LPEA’s decision is a watershed moment for Southwest Colorado’s energy future. It’s the outcome of a careful, reasoned exploration of options that began in 2018, when LPEA’s board commissioned consultant studies to understand the rapidly changing character of electric markets.

The agreement appears to have struck a note of overall satisfaction among LPEA’s membership. No challengers chose to run in the May election for the board of directors, leaving the four incumbent directors without opposition. The transition to cheaper, cleaner and potentially local energy has been a source of contentious debate over the past several years, but the considered approach adopted by LPEA’s board has something for everyone.
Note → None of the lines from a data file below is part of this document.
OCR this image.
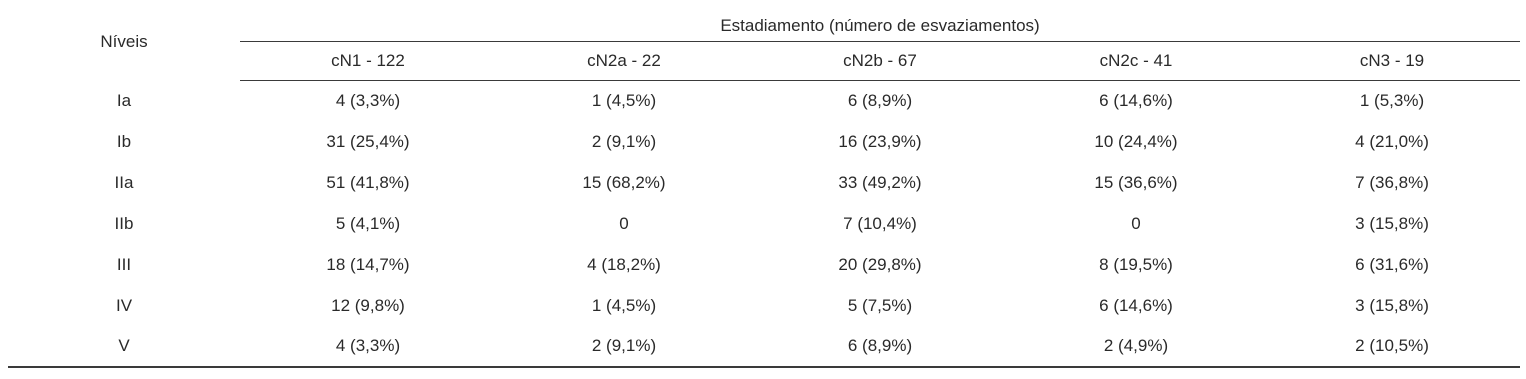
Níveis	Estadiamento (número de esvaziamentos)				
	cN1 - 122	cN2a - 22	cN2b - 67	cN2c - 41	cN3 - 19
Ia	4 (3,3%)	1 (4,5%)	6 (8,9%)	6 (14,6%)	1 (5,3%)
Ib	31 (25,4%)	2 (9,1%)	16 (23,9%)	10 (24,4%)	4 (21,0%)
IIa	51 (41,8%)	15 (68,2%)	33 (49,2%)	15 (36,6%)	7 (36,8%)
IIb	5 (4,1%)	0	7 (10,4%)	0	3 (15,8%)
III	18 (14,7%)	4 (18,2%)	20 (29,8%)	8 (19,5%)	6 (31,6%)
IV	12 (9,8%)	1 (4,5%)	5 (7,5%)	6 (14,6%)	3 (15,8%)
V	4 (3,3%)	2 (9,1%)	6 (8,9%)	2 (4,9%)	2 (10,5%)
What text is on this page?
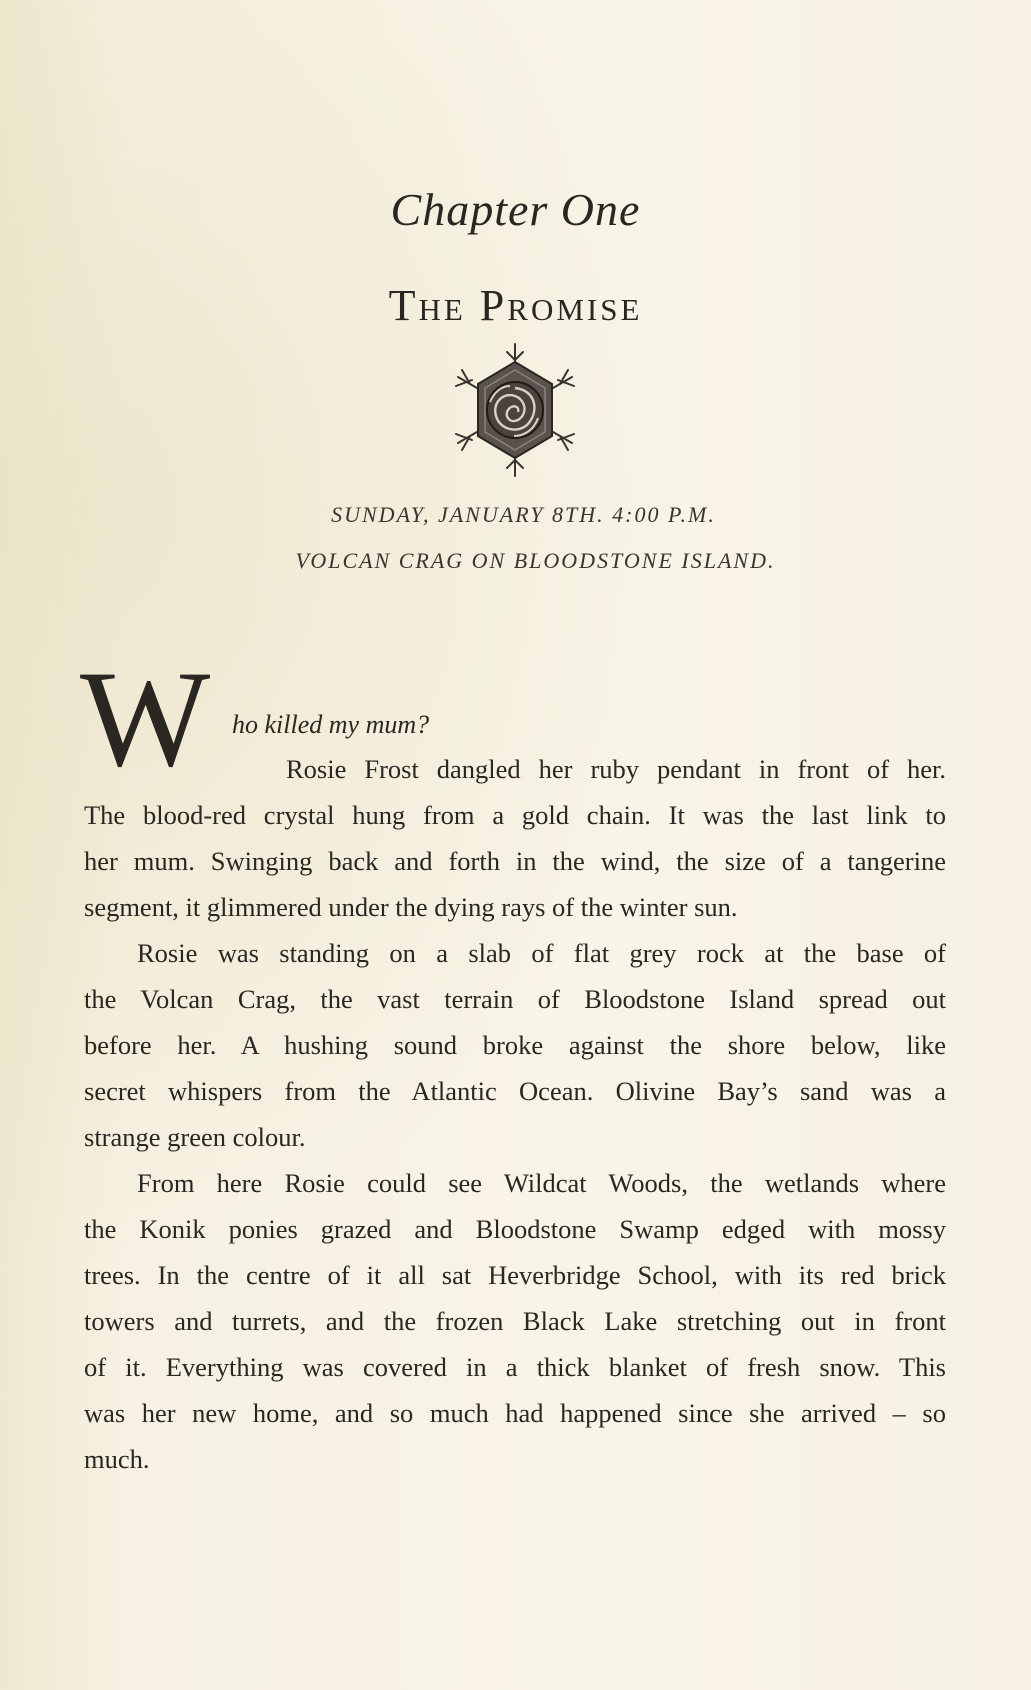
Chapter One
The Promise
SUNDAY, JANUARY 8TH. 4:00 P.M.
VOLCAN CRAG ON BLOODSTONE ISLAND.
W ho killed my mum?
Rosie Frost dangled her ruby pendant in front of her.
The blood-red crystal hung from a gold chain. It was the last link to
her mum. Swinging back and forth in the wind, the size of a tangerine
segment, it glimmered under the dying rays of the winter sun.
Rosie was standing on a slab of flat grey rock at the base of
the Volcan Crag, the vast terrain of Bloodstone Island spread out
before her. A hushing sound broke against the shore below, like
secret whispers from the Atlantic Ocean. Olivine Bay’s sand was a
strange green colour.
From here Rosie could see Wildcat Woods, the wetlands where
the Konik ponies grazed and Bloodstone Swamp edged with mossy
trees. In the centre of it all sat Heverbridge School, with its red brick
towers and turrets, and the frozen Black Lake stretching out in front
of it. Everything was covered in a thick blanket of fresh snow. This
was her new home, and so much had happened since she arrived – so
much.
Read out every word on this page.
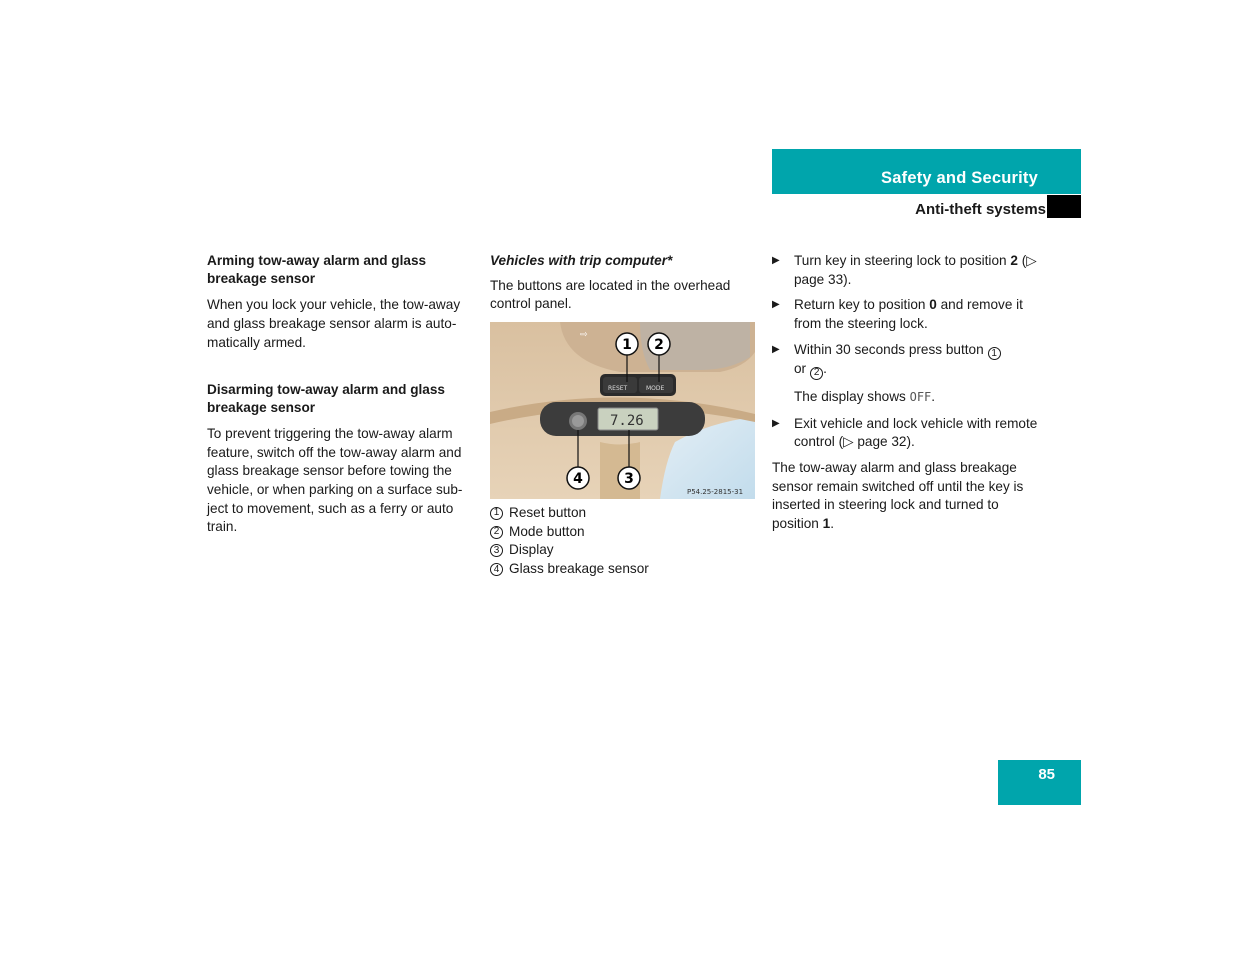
Safety and Security
Anti-theft systems
Arming tow-away alarm and glass breakage sensor

When you lock your vehicle, the tow-away and glass breakage sensor alarm is auto-matically armed.

Disarming tow-away alarm and glass breakage sensor

To prevent triggering the tow-away alarm feature, switch off the tow-away alarm and glass breakage sensor before towing the vehicle, or when parking on a surface sub-ject to movement, such as a ferry or auto train.

Vehicles with trip computer*

The buttons are located in the overhead control panel.

⇨
RESET	MODE
7.26
1 2
3
4
P54.25-2815-31
1 Reset button
2 Mode button
3 Display
4 Glass breakage sensor
▶ Turn key in steering lock to position 2 (▷ page 33).
▶ Return key to position 0 and remove it from the steering lock.
▶ Within 30 seconds press button 1
or 2 .
The display shows OFF.
▶ Exit vehicle and lock vehicle with remote control (▷ page 32).

The tow-away alarm and glass breakage sensor remain switched off until the key is inserted in steering lock and turned to position 1.

85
LPEA is still participating in efforts at FERC to obtain a fair formula for calculating a complete exit from its Tri-State contract if it ever desires. Two nearby cooperatives, Kit Carson in New Mexico and Delta-Montrose, both obtained agreements for complete exits. In Kit Carson’s case, its buyout fee will be completely paid off this year, which means Kit Carson’s cost of electricity will drop by at least 50%, if not more. That type of even greater economic benefit might yet be in store for LPEA’s members.